With trade rumors swirling, Conley knew last season could be his final in Memphis.

“To know that last season was probably my last there was tough and emotional,” he said.

It was tough on Conley’s fans, too.

“We were on pins and needles,” Streeter said.

“The last time I saw him, I joked with him that he'd better not be going anywhere,” Dodson added.

But after news of Conley’s move to Utah broke, his fans in Memphis also felt happy—that he was going to a good situation, that they’d had so much time with him.

“My feelings were just the same as the entire city’s,” Pretzer said. “It was bittersweet. We’re grateful we had someone have such a long career in this city, and all of his philanthropy and support make it that much more special. And we know it’s a lifelong partnership.”

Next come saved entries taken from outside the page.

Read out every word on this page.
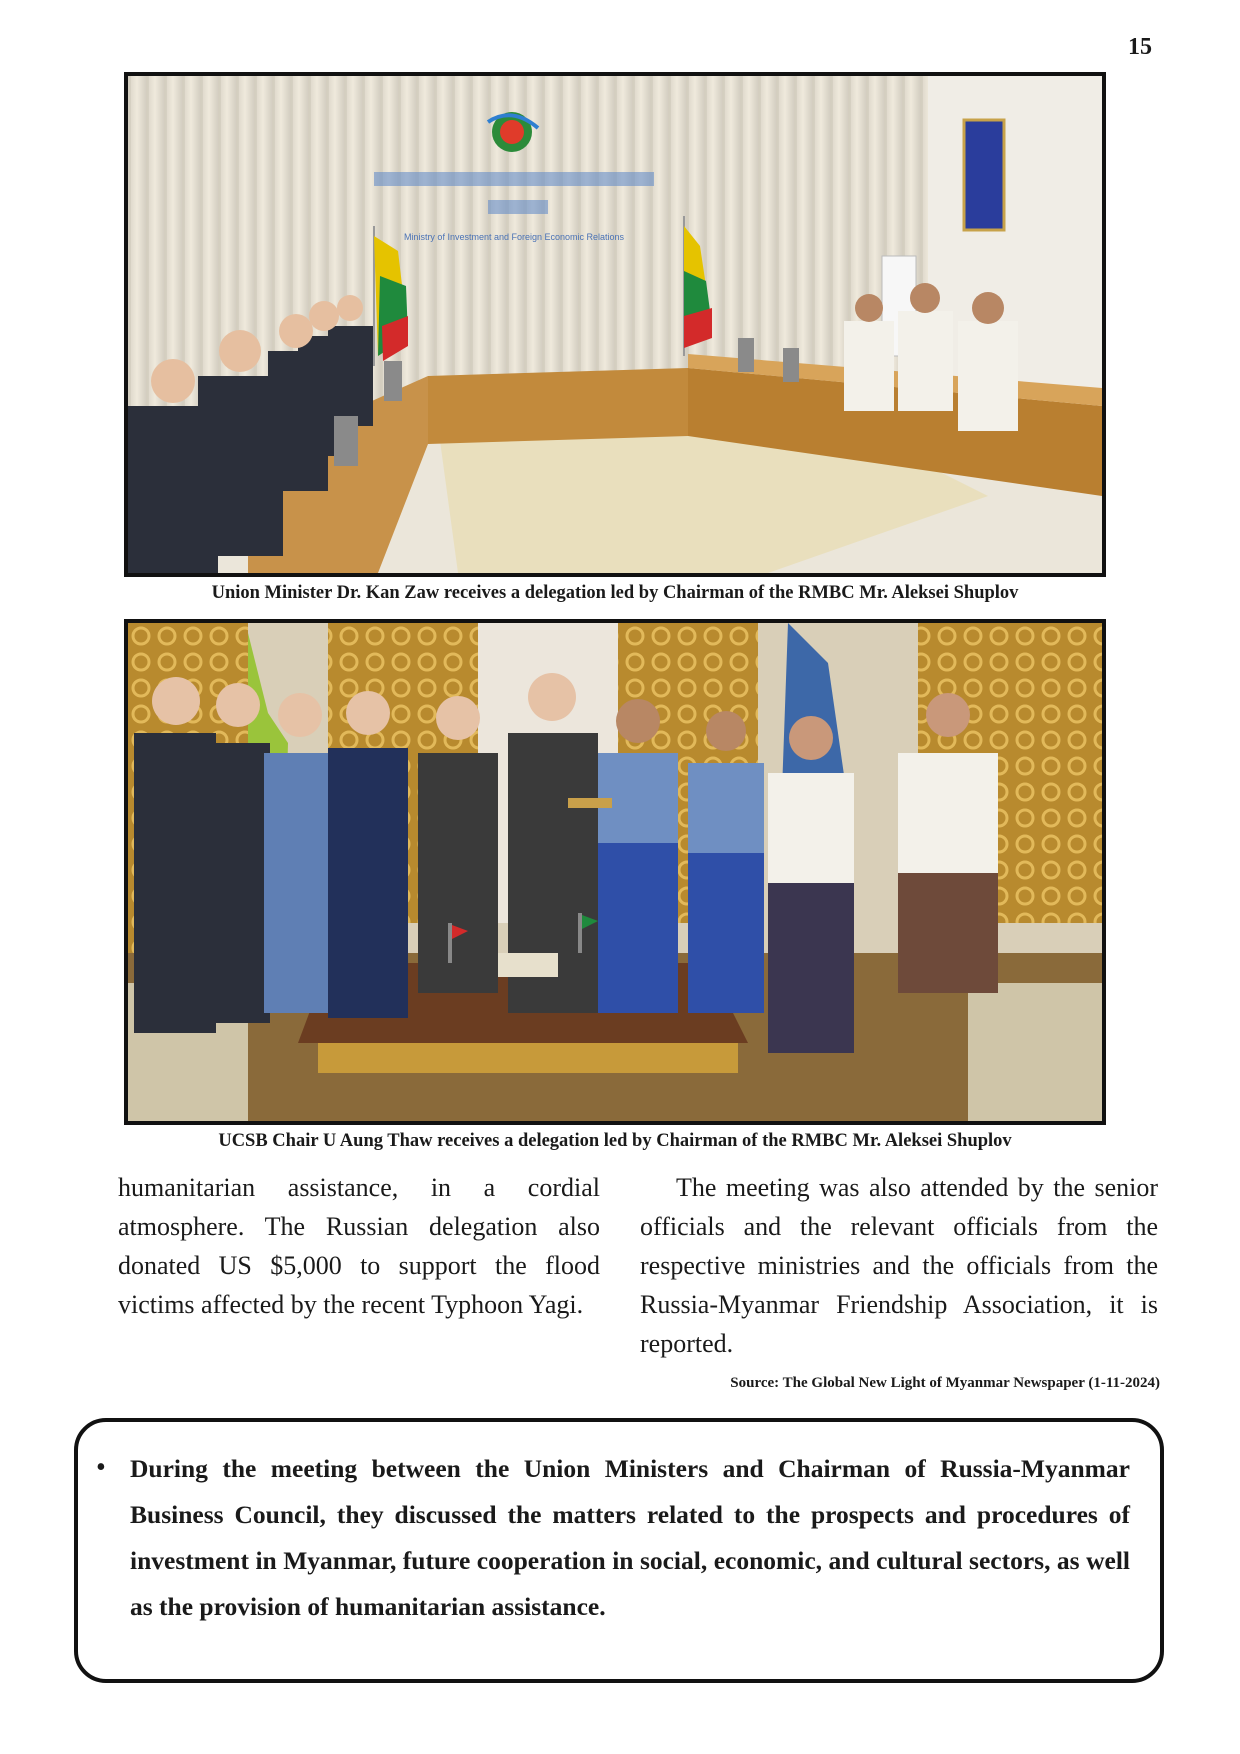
15
Ministry of Investment and Foreign Economic Relations
Union Minister Dr. Kan Zaw receives a delegation led by Chairman of the RMBC Mr. Aleksei Shuplov
UCSB Chair U Aung Thaw receives a delegation led by Chairman of the RMBC Mr. Aleksei Shuplov

humanitarian assistance, in a cordial atmosphere. The Russian delegation also donated US $5,000 to support the flood victims affected by the recent Typhoon Yagi.

The meeting was also attended by the senior officials and the relevant officials from the respective ministries and the officials from the Russia-Myanmar Friendship Association, it is reported.

Source: The Global New Light of Myanmar Newspaper (1-11-2024)
• During the meeting between the Union Ministers and Chairman of Russia-Myanmar Business Council, they discussed the matters related to the prospects and procedures of investment in Myanmar, future cooperation in social, economic, and cultural sectors, as well as the provision of humanitarian assistance.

All this time later, Streeter is still searching for ways to thank Conley.

“When I tell you he was a blessing for us, he was a blessing,” she said. “We were hurt and didn’t know which way to turn. He made that load so much lighter for us.”

On Friday, Streeter and Dodson will be among the thousands of fans at FedExForum to welcome Conley back to Memphis. And he expects it to be an emotional night.

“I hope it’s good,” Conley said when asked what he expects from the crowd. “I know that the feeling is mutual, how much I love them, and I know they feel the same way.”

 “I’ll try to keep it as businesslike as I can, but I know it will be emotional. … I’m just anxious. Almost like you’re trying to get it over with and get back to hoopin’. But I also want to take in the moment. It’s a once-in-a-lifetime type thing.”

For so long, Conley said, Memphis was all he knew. And because of that, he knows so much more.

“You can’t describe the way the Bluff City can affect you and change you,” Conley said. “But you’re looking at it. I’m a guy that was really molded from that. It gave me another layer. It really pushed me to a level that I’ve always wanted to achieve, both in basketball and off the court.”